One of the simplest techniques to help determine investment merit was actually made by a co-worker of mine.
A couple of colleagues and I were discussing investment styles and strategies that had served them well over the years. One was oriented to short-term speculation and trading, another had a longer-term perspective (that would be me). One had a particularly interesting method that worked quite well and he subsequently retired at a young age, so it might pay to listen up! He termed it the “generational investment test” which consists of four questions. He used Coca Cola as an example. 1) Did you drink Coke (or other Coca Cola products) as a child? 2) Do you still drink Coca Cola? 3) Do your kids drink Coca Cola and lastly 4) Did your parents and grandparents drink coca cola? If you can answer yes to all four questions, then the company merits strong consideration for purchase. He reeled off some of his portfolio… Hershey’s, McDonald’s, Walgreens, J.M. Smuckers, Exxon Mobil. We applied the test to all his picks. Who hasn’t been in a Walgreens? Who hasn’t eaten a Hershey Bar or filled their tank at an Exxon station? It’s no wonder this guy left the workforce with a 7-figure portfolio LONG before he was eligible for social security.
So, the question beckons: can the generational test be applied to healthcare issues? The answer is a resounding, “Yes.” Let’s start with Johnson & Johnson. I used many of its products as a kid (my motorcycling and kickboxing pursuits always lead to injury, and thus the need for band aids, Tylenol and other products.) I use the products now and I will use the products for the rest of my life. Ditto for my parents. And while I have no kids, I would certainly have covered their boo boos with JNJ band aids and washed their hair with JNJ baby shampoo.

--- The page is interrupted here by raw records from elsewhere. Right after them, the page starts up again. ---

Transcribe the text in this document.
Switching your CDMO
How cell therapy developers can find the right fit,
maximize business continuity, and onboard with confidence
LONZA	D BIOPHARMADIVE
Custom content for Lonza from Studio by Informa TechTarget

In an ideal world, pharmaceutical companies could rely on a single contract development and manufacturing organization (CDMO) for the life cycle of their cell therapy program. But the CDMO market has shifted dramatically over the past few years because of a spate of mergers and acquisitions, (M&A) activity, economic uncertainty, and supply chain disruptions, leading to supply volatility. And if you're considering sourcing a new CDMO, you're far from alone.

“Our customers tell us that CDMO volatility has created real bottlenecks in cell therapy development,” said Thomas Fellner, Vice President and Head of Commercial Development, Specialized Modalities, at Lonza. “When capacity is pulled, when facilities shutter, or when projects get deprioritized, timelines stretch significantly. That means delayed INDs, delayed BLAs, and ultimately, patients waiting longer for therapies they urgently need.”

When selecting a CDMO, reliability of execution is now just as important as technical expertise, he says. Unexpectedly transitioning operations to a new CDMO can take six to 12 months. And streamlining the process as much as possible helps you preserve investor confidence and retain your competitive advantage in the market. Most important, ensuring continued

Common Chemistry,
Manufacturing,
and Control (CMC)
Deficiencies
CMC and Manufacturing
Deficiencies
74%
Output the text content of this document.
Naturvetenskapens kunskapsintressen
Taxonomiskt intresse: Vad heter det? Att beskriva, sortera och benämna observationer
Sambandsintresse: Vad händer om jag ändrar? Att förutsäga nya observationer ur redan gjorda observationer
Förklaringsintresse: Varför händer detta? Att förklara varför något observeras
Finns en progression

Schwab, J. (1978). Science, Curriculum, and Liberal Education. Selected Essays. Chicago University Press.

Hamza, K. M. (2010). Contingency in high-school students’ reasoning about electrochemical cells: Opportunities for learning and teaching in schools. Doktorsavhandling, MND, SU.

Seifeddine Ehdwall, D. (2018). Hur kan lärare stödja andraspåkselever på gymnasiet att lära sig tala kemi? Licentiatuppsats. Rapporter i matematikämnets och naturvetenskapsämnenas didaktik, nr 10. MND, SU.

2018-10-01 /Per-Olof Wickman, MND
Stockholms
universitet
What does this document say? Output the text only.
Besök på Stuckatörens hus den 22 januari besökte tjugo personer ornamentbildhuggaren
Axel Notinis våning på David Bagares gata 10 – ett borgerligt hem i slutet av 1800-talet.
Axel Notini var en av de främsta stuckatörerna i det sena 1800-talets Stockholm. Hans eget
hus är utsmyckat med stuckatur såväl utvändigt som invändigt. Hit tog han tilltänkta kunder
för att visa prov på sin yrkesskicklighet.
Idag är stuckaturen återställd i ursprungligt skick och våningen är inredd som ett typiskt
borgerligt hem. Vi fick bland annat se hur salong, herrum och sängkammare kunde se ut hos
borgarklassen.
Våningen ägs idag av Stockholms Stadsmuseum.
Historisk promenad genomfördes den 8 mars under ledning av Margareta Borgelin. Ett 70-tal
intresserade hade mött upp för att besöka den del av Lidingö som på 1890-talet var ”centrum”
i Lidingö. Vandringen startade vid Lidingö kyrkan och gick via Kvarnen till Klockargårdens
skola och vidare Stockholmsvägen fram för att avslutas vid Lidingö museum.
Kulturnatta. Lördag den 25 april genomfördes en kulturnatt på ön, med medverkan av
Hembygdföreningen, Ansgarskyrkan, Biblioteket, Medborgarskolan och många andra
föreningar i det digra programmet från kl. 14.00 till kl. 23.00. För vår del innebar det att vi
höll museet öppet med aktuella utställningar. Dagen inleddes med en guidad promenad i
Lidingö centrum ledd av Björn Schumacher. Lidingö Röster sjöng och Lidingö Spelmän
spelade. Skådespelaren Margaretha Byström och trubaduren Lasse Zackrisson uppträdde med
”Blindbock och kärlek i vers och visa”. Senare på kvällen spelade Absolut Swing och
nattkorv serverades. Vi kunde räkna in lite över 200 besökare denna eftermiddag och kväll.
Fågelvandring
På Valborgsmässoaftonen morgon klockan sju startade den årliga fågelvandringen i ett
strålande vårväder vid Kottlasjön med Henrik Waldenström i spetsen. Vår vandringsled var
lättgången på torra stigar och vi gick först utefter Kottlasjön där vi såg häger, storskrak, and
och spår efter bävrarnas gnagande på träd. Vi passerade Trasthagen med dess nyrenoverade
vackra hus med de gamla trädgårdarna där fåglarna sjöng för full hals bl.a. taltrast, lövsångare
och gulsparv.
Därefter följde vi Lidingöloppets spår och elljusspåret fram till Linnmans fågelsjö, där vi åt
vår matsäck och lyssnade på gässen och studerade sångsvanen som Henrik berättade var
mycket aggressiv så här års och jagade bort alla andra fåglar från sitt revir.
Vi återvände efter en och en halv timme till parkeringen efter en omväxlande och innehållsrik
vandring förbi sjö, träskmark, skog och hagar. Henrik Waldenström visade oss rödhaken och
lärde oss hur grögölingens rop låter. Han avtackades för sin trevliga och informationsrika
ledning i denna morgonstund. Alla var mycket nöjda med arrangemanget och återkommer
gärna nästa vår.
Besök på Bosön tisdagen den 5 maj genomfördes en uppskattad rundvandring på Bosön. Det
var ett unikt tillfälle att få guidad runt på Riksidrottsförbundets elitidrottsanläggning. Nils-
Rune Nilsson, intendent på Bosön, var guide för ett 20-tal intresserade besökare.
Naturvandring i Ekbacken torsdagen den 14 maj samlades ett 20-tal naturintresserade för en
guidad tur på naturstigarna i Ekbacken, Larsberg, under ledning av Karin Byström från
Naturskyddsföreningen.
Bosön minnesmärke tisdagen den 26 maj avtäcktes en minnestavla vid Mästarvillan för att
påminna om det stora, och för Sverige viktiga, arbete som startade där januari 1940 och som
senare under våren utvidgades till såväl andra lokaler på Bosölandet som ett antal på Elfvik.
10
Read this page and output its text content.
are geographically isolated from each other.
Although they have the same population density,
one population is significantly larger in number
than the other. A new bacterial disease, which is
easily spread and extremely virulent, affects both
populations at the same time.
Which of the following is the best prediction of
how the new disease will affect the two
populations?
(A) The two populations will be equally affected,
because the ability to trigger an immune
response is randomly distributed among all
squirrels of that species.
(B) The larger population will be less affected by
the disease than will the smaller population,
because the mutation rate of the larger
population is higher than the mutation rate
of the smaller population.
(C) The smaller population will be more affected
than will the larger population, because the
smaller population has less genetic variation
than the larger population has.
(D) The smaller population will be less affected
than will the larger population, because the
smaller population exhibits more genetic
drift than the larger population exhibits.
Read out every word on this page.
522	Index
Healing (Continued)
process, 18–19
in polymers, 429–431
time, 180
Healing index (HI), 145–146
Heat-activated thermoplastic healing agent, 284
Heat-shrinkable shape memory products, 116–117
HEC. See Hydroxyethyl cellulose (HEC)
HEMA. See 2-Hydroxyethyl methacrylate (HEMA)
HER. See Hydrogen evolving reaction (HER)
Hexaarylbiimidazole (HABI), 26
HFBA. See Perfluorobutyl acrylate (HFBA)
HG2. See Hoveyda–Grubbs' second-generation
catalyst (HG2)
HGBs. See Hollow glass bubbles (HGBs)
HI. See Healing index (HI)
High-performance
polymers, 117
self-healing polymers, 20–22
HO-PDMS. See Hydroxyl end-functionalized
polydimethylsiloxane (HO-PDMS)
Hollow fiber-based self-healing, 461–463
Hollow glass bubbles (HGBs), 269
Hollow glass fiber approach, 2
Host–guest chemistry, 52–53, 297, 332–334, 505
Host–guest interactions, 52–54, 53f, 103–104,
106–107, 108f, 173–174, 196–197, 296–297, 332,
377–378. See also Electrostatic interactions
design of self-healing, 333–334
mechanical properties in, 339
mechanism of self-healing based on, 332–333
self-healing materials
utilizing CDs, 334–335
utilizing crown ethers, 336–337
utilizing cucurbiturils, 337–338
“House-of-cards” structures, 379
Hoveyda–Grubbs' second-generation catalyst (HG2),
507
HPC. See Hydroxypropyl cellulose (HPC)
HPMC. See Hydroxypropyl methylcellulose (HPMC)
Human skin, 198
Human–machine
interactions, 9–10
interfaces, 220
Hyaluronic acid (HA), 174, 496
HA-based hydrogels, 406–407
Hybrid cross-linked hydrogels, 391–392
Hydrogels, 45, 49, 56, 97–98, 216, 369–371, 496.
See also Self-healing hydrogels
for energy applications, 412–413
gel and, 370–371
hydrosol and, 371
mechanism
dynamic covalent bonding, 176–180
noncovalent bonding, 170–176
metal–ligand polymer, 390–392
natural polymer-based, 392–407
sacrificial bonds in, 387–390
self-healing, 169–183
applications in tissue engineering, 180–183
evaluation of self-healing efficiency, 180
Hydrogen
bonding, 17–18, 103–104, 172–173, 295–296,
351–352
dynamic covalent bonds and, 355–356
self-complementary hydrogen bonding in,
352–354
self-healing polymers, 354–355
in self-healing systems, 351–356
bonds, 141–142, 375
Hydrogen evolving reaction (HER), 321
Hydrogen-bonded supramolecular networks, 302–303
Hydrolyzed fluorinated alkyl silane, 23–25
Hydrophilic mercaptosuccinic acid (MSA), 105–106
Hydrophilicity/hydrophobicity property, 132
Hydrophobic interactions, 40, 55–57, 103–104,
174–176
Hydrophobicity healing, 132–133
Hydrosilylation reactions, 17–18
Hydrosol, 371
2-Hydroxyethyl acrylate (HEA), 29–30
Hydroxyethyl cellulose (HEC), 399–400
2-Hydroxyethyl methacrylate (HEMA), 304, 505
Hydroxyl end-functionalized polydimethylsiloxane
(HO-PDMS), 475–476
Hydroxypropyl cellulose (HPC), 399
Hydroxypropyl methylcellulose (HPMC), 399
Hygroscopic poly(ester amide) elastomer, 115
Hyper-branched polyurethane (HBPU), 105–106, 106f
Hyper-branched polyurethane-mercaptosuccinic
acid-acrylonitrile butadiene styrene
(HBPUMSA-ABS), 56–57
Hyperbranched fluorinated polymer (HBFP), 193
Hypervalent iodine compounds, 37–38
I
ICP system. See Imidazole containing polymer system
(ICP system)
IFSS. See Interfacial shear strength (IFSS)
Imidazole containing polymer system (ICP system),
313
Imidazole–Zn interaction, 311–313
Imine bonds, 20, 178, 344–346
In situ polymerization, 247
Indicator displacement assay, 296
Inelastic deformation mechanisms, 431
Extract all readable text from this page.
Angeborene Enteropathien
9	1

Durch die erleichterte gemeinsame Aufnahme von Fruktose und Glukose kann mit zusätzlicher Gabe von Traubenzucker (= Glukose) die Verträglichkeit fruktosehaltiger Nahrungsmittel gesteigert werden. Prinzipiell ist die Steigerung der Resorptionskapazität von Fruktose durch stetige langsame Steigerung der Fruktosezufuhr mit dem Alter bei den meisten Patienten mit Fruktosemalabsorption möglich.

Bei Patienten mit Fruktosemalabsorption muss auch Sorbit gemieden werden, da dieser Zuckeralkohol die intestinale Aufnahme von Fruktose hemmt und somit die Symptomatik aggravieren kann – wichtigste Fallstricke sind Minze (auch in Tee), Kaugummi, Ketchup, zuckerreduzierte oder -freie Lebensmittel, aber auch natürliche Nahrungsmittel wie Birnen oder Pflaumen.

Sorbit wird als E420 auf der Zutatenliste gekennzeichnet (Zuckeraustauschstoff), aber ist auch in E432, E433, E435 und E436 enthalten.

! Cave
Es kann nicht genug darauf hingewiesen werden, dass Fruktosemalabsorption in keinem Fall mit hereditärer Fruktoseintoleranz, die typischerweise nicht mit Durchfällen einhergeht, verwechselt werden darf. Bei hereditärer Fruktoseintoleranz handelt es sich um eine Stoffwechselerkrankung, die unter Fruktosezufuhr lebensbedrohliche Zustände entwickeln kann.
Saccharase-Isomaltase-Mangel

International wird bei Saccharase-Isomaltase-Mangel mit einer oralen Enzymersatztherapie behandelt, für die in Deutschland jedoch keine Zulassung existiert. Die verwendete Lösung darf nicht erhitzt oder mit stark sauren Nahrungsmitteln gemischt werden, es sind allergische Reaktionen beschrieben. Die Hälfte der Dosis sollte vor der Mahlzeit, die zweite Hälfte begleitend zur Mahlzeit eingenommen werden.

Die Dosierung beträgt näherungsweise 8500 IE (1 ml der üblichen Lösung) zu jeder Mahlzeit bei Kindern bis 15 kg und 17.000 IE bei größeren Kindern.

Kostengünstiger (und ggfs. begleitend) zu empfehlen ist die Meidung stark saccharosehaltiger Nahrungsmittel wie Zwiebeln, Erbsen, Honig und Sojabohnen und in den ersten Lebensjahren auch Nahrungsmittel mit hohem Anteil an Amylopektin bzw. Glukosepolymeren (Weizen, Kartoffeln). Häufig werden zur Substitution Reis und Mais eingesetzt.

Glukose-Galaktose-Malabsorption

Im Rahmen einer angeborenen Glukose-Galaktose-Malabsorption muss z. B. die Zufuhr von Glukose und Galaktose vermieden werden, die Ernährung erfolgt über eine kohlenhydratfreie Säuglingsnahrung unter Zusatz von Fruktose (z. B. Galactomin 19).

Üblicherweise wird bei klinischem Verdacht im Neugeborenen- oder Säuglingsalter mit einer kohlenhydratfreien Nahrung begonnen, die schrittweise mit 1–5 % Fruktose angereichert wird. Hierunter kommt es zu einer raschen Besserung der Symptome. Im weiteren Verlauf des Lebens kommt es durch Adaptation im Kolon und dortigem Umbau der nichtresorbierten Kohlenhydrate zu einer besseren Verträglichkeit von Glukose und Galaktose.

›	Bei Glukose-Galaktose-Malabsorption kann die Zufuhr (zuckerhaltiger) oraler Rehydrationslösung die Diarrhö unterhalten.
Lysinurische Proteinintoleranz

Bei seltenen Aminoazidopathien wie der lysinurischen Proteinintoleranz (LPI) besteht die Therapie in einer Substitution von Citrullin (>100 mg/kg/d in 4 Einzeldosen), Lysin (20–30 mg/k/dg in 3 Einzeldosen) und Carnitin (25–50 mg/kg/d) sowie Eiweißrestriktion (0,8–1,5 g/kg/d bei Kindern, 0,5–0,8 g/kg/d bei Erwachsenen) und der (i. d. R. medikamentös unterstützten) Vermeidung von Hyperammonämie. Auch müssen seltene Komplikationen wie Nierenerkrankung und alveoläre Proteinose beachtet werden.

Johnson and Johnson has done more for my retirement and financial security than any other single investment in my life. I held it for 23 years and plan on holding it for another 23. Becton Dickinson is another great company that has been in business for nearly 120 years and would pass the generational test easily. I have no doubt that JNJ and BD will be around in 20 years. I wish I could say this about all my investments, whether in the healthcare sector or not.